Di., 15.04.2025 , 14:06 Uhr

Gefährliche Arzneitrends auf Social Media nehmen zu

Immer mehr Jugendliche folgen riskanten Arzneimitteltrends im Netz – mit teils schwerwiegenden gesundheitlichen Folgen.

Auf Plattformen wie TikTok oder Instagram kursieren immer häufiger Trends, die den missbräuchlichen Konsum von Arzneimitteln fördern. Dabei stehen scheinbar harmlose Produkte wie Paracetamol oder rezeptfreie Schlafmittel im Fokus. Nutzerinnen und Nutzer – insbesondere Jugendliche – nutzen diese Medikamente etwa zur Selbstmedikation gegen Alltagsprobleme oder zur Gewichtsreduktion. Gefährliche Challenges, wie das Kochen von Hähnchen in Hustensaft („Sleepy Chicken“), verdeutlichen das Ausmaß des Problems.

Die Bayerische Landesapothekerkammer und der Bayerische Apothekerverband weisen auf die weitreichenden Risiken solcher Trends hin. Neben akuten gesundheitlichen Schäden – etwa Leberversagen, Kreislaufprobleme oder Vergiftungen – kann der massenhafte Missbrauch auch zu Lieferengpässen führen. Dies hat direkte Auswirkungen auf andere Patientengruppen, die auf diese Medikamente angewiesen sind.

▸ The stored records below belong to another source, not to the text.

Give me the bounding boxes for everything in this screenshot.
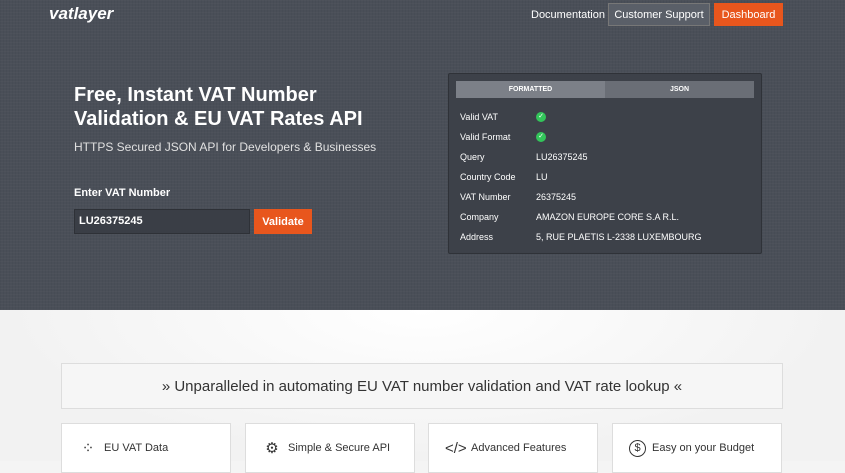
- feature-label: Easy on your Budget: [652, 442, 755, 454]
- feature-card: ⁘ EU VAT Data: [61, 423, 231, 473]
- feature-label: EU VAT Data: [104, 442, 169, 454]
- validate-button[interactable]: Validate: [254, 209, 312, 234]
- gears-icon: ⚙: [265, 440, 279, 457]
- row-value: LU: [536, 172, 548, 182]
- result-row: Valid Format ✓: [460, 132, 546, 142]
- row-value: AMAZON EUROPE CORE S.A R.L.: [536, 212, 680, 222]
- feature-label: Simple & Secure API: [288, 442, 391, 454]
- row-value: 5, RUE PLAETIS L-2338 LUXEMBOURG: [536, 232, 702, 242]
- row-value: LU26375245: [536, 152, 588, 162]
- row-key: Country Code: [460, 172, 516, 182]
- page-title: Free, Instant VAT Number Validation & EU…: [74, 84, 363, 130]
- result-row: Query LU26375245: [460, 152, 588, 162]
- subtitle: HTTPS Secured JSON API for Developers & …: [74, 140, 377, 154]
- vat-number-input[interactable]: LU26375245: [74, 209, 250, 234]
- feature-card: </> Advanced Features: [428, 423, 598, 473]
- row-value: 26375245: [536, 192, 577, 202]
- vat-input-label: Enter VAT Number: [74, 187, 171, 199]
- feature-card: ⚙ Simple & Secure API: [245, 423, 415, 473]
- row-key: VAT Number: [460, 192, 511, 202]
- result-row: Valid VAT ✓: [460, 112, 546, 122]
- result-row: Address 5, RUE PLAETIS L-2338 LUXEMBOURG: [460, 232, 702, 242]
- result-row: VAT Number 26375245: [460, 192, 576, 202]
- result-row: Country Code LU: [460, 172, 548, 182]
- result-panel: FORMATTED JSON Valid VAT ✓ Valid Format ✓ …: [448, 73, 762, 254]
- row-key: Valid Format: [460, 132, 511, 142]
- row-key: Address: [460, 232, 494, 242]
- tagline-banner: » Unparalleled in automating EU VAT numb…: [61, 363, 783, 409]
- dollar-icon: $: [629, 439, 646, 457]
- check-icon: ✓: [536, 132, 546, 142]
- logo[interactable]: vatlayer: [49, 4, 113, 24]
- hero-section: vatlayer Documentation Customer Support …: [0, 0, 845, 310]
- code-icon: </>: [445, 439, 467, 457]
- row-key: Query: [460, 152, 485, 162]
- eu-stars-icon: ⁘: [81, 440, 95, 457]
- feature-card: $ Easy on your Budget: [612, 423, 782, 473]
- row-key: Valid VAT: [460, 112, 499, 122]
- documentation-link[interactable]: Documentation: [531, 9, 605, 21]
- row-key: Company: [460, 212, 499, 222]
- dashboard-button[interactable]: Dashboard: [714, 3, 783, 26]
- tab-json[interactable]: JSON: [605, 81, 754, 98]
- customer-support-button[interactable]: Customer Support: [608, 3, 710, 26]
- feature-label: Advanced Features: [471, 442, 567, 454]
- check-icon: ✓: [536, 112, 546, 122]
- result-row: Company AMAZON EUROPE CORE S.A R.L.: [460, 212, 679, 222]
- tab-formatted[interactable]: FORMATTED: [456, 81, 605, 98]
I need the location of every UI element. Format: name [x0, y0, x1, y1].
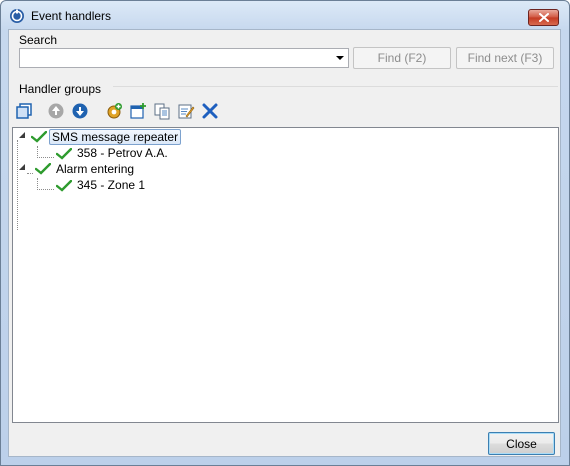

Fachliche Unterstützung durch Apotheken vor Ort

Wie Dr. Martin Pfefferle, Apotheker und Experte für Arzneimittelsicherheit, betont, sind vor allem junge Menschen gefährdet. Der soziale Druck innerhalb digitaler Communities spiele eine zentrale Rolle. Trotz bekannt gewordener Todesfälle hält sich das Phänomen hartnäckig.

Apothekerinnen und Apotheker sehen sich daher in einer wichtigen Aufklärungsrolle. Als niedrigschwellige Anlaufstelle können Apotheken fundierte Informationen zu Arzneimitteln bieten und vor missbräuchlicher Anwendung warnen. Die pharmazeutische Ausbildung qualifiziert das Apothekenpersonal, frühzeitig über Gefahren zu informieren und präventiv einzugreifen.

Ein bewusster Umgang mit Medikamenten – insbesondere bei Jugendlichen – bleibt eine gesamtgesellschaftliche Aufgabe. Der Appell richtet sich daher auch an Eltern, Schulen und Medien, das Thema stärker zu begleiten.